CBS has announced they're going to put the Tony Awards on a five-second delay this year, presumably to avoid broadcasting something akin to the Super Bowl breast flash. This is a trend that will not last long.
Here's the problem with it: It puts some poor Standards and Practices person in a very awkward position. If someone flashes a forbidden body part or says the "f" word, okay, that's an easy call. But there are plenty of arguable things that can and will happen on live broadcasts. On last year's Tony broadcast, for instance, two men kissed on the lips. If you're the person in the booth with the power to bleep or cut away from that, do you do it? And remember…you only have five seconds to decide. What if someone says, "friggin'?" or does a joke about the president being shot? What if someone utters a remark that many would think was racist?
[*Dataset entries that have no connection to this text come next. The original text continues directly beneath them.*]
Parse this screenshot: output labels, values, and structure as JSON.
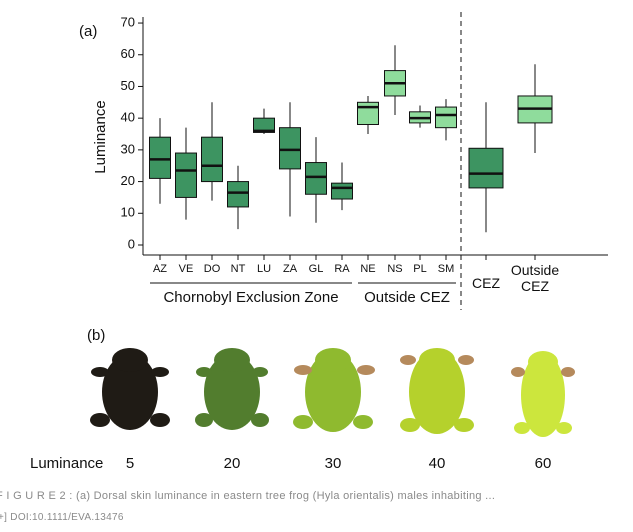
{
  "panel_a": "(a)",
  "chart_data": {
    "type": "box",
    "y_label": "Luminance",
    "ylim": [
      -3,
      72
    ],
    "yticks": [
      0,
      10,
      20,
      30,
      40,
      50,
      60,
      70
    ],
    "categories": [
      "AZ",
      "VE",
      "DO",
      "NT",
      "LU",
      "ZA",
      "GL",
      "RA",
      "NE",
      "NS",
      "PL",
      "SM",
      "CEZ",
      "Outside CEZ"
    ],
    "colors": [
      "#3d9461",
      "#3d9461",
      "#3d9461",
      "#3d9461",
      "#3d9461",
      "#3d9461",
      "#3d9461",
      "#3d9461",
      "#8fdc9c",
      "#8fdc9c",
      "#8fdc9c",
      "#8fdc9c",
      "#3d9461",
      "#8fdc9c"
    ],
    "stats": [
      {
        "min": 13,
        "q1": 21,
        "median": 27,
        "q3": 34,
        "max": 40
      },
      {
        "min": 8,
        "q1": 15,
        "median": 23.5,
        "q3": 29,
        "max": 37
      },
      {
        "min": 14,
        "q1": 20,
        "median": 25,
        "q3": 34,
        "max": 45
      },
      {
        "min": 5,
        "q1": 12,
        "median": 16.5,
        "q3": 20,
        "max": 25
      },
      {
        "min": 35,
        "q1": 35.5,
        "median": 36,
        "q3": 40,
        "max": 43
      },
      {
        "min": 9,
        "q1": 24,
        "median": 30,
        "q3": 37,
        "max": 45
      },
      {
        "min": 7,
        "q1": 16,
        "median": 21.5,
        "q3": 26,
        "max": 34
      },
      {
        "min": 11,
        "q1": 14.5,
        "median": 18,
        "q3": 19.5,
        "max": 26
      },
      {
        "min": 35,
        "q1": 38,
        "median": 43.5,
        "q3": 45,
        "max": 47
      },
      {
        "min": 41,
        "q1": 47,
        "median": 51,
        "q3": 55,
        "max": 63
      },
      {
        "min": 37,
        "q1": 38.5,
        "median": 40,
        "q3": 42,
        "max": 44
      },
      {
        "min": 33,
        "q1": 37,
        "median": 41,
        "q3": 43.5,
        "max": 46
      },
      {
        "min": 4,
        "q1": 18,
        "median": 22.5,
        "q3": 30.5,
        "max": 45
      },
      {
        "min": 29,
        "q1": 38.5,
        "median": 43,
        "q3": 47,
        "max": 57
      }
    ],
    "groups": [
      "Chornobyl Exclusion Zone",
      "Outside CEZ"
    ]
  },
  "panel_b": "(b)",
  "frogs": {
    "label": "Luminance",
    "values": [
      5,
      20,
      30,
      40,
      60
    ]
  },
  "caption": "F I G U R E 2 : (a) Dorsal skin luminance in eastern tree frog (Hyla orientalis) males inhabiting ...",
  "doi": "+]   DOI:10.1111/EVA.13476"
}
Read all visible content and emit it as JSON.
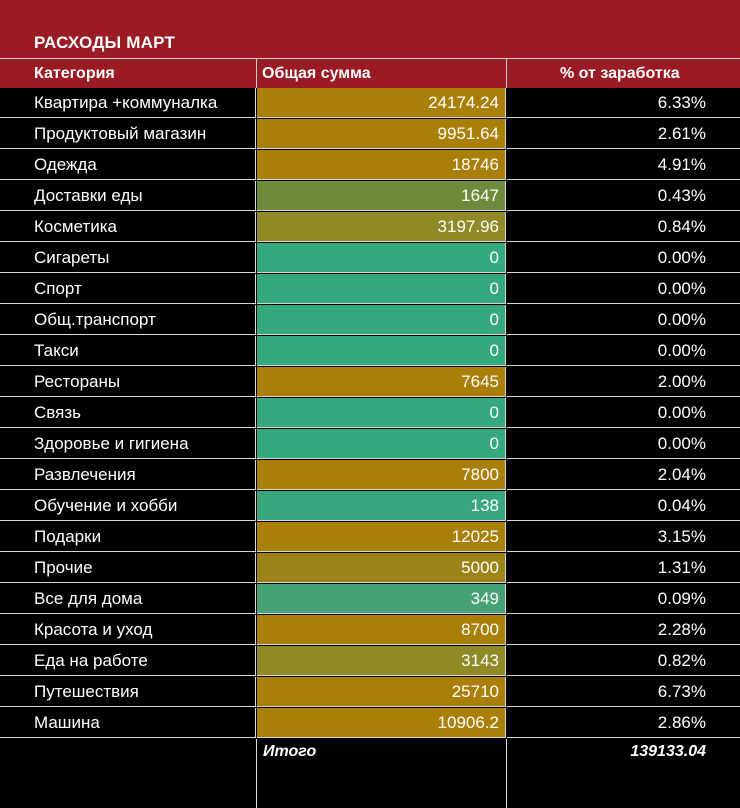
{
  "title": "РАСХОДЫ МАРТ",
  "headers": {
    "category": "Категория",
    "amount": "Общая сумма",
    "percent": "% от заработка"
  },
  "colors": {
    "header_bg": "#9b1b24",
    "large_expense": "#a97f08",
    "medium_expense": "#8c8a2a",
    "small_expense": "#6e8a3a",
    "low_expense": "#3fa37d",
    "zero_expense": "#2fa97f"
  },
  "rows": [
    {
      "category": "Квартира +коммуналка",
      "amount": "24174.24",
      "percent": "6.33%",
      "color": "#a97f08"
    },
    {
      "category": "Продуктовый магазин",
      "amount": "9951.64",
      "percent": "2.61%",
      "color": "#a97f08"
    },
    {
      "category": "Одежда",
      "amount": "18746",
      "percent": "4.91%",
      "color": "#a97f08"
    },
    {
      "category": "Доставки еды",
      "amount": "1647",
      "percent": "0.43%",
      "color": "#6e8a3a"
    },
    {
      "category": "Косметика",
      "amount": "3197.96",
      "percent": "0.84%",
      "color": "#8f8a26"
    },
    {
      "category": "Сигареты",
      "amount": "0",
      "percent": "0.00%",
      "color": "#35a97e"
    },
    {
      "category": "Спорт",
      "amount": "0",
      "percent": "0.00%",
      "color": "#35a97e"
    },
    {
      "category": "Общ.транспорт",
      "amount": "0",
      "percent": "0.00%",
      "color": "#35a97e"
    },
    {
      "category": "Такси",
      "amount": "0",
      "percent": "0.00%",
      "color": "#35a97e"
    },
    {
      "category": "Рестораны",
      "amount": "7645",
      "percent": "2.00%",
      "color": "#a97f08"
    },
    {
      "category": "Связь",
      "amount": "0",
      "percent": "0.00%",
      "color": "#35a97e"
    },
    {
      "category": "Здоровье и гигиена",
      "amount": "0",
      "percent": "0.00%",
      "color": "#35a97e"
    },
    {
      "category": "Развлечения",
      "amount": "7800",
      "percent": "2.04%",
      "color": "#a97f08"
    },
    {
      "category": "Обучение и хобби",
      "amount": "138",
      "percent": "0.04%",
      "color": "#3aa67c"
    },
    {
      "category": "Подарки",
      "amount": "12025",
      "percent": "3.15%",
      "color": "#a97f08"
    },
    {
      "category": "Прочие",
      "amount": "5000",
      "percent": "1.31%",
      "color": "#9c8318"
    },
    {
      "category": "Все для дома",
      "amount": "349",
      "percent": "0.09%",
      "color": "#46a174"
    },
    {
      "category": "Красота и уход",
      "amount": "8700",
      "percent": "2.28%",
      "color": "#a97f08"
    },
    {
      "category": "Еда на работе",
      "amount": "3143",
      "percent": "0.82%",
      "color": "#8f8a26"
    },
    {
      "category": "Путешествия",
      "amount": "25710",
      "percent": "6.73%",
      "color": "#a97f08"
    },
    {
      "category": "Машина",
      "amount": "10906.2",
      "percent": "2.86%",
      "color": "#a97f08"
    }
  ],
  "total": {
    "label": "Итого",
    "value": "139133.04"
  }
}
What if someone makes, like Jackie Mason once did on Ed Sullivan's show, a quick, hard-to-see gesture that might possibly have been The Finger? What if someone says something that might have been a naughty word but you're not sure? On taped/filmed shows on which I've worked, I've seen the censor-person replay a tape several times, listening hard, to decide if a certain word had been uttered. I've seen them call others, including their bosses, to discuss a given joke or cleavage. On a live show, one does not have that luxury.
A network's Broadcast Standards department is not, as some people think, there to police what the network thinks is objectionable material. It's there so the network can say, "Hey, we're doing everything we can to be responsible." Right now, in light of Ms. Jackson's "wardrobe malfunction," they demonstrate this with the five-second delay…but this also puts the Standards folks in the hot seat to instantly say that something is or is not acceptable. On a non-delayed live broadcast, at least they can say, "Hey, we would have cut it if we could have."
One of these days soon, the five-second delay will bite them on the ass and it can happen one of two ways. One is that someone makes a quick call not to launder something that is said or shown (or perhaps just misses it) and there are howls of outrage. The other is that the person with their finger on the button pushes it over something that, given more than five seconds to reflect, they might have opted to leave in. Let's imagine that at some award ceremony, some winner gets up and says something like Michael Moore said at the Oscars but in coarser language. The network decides to bleep and that causes an outcry that someone has been censored; that their Free Speech rights have been violated by a nervous network lawyer with an itchy trigger finger. Or maybe it's just a matter of taste and the person who is bleeped feels that what they said or did was not as bad as what America will assume, from the bleep, they said or did. (That's what caused Jack Paar to walk off The Tonight Show. NBC cut an innocuous joke about a Water Closet and people thought Paar had told something truly vulgar.)
The point is that the network wants to avoid protests and the charge that they're irresponsible. It's safer for them to not have the delay so they aren't on the spot to decide what is and what is not acceptable. Once the tumult over the Super Bowl scandal dies out, they'll get rid of the five-second delays because they don't want to make those calls and then have to defend them. Or the delays could go away sooner if there's a brouhaha because someone made or didn't make the right instant decision.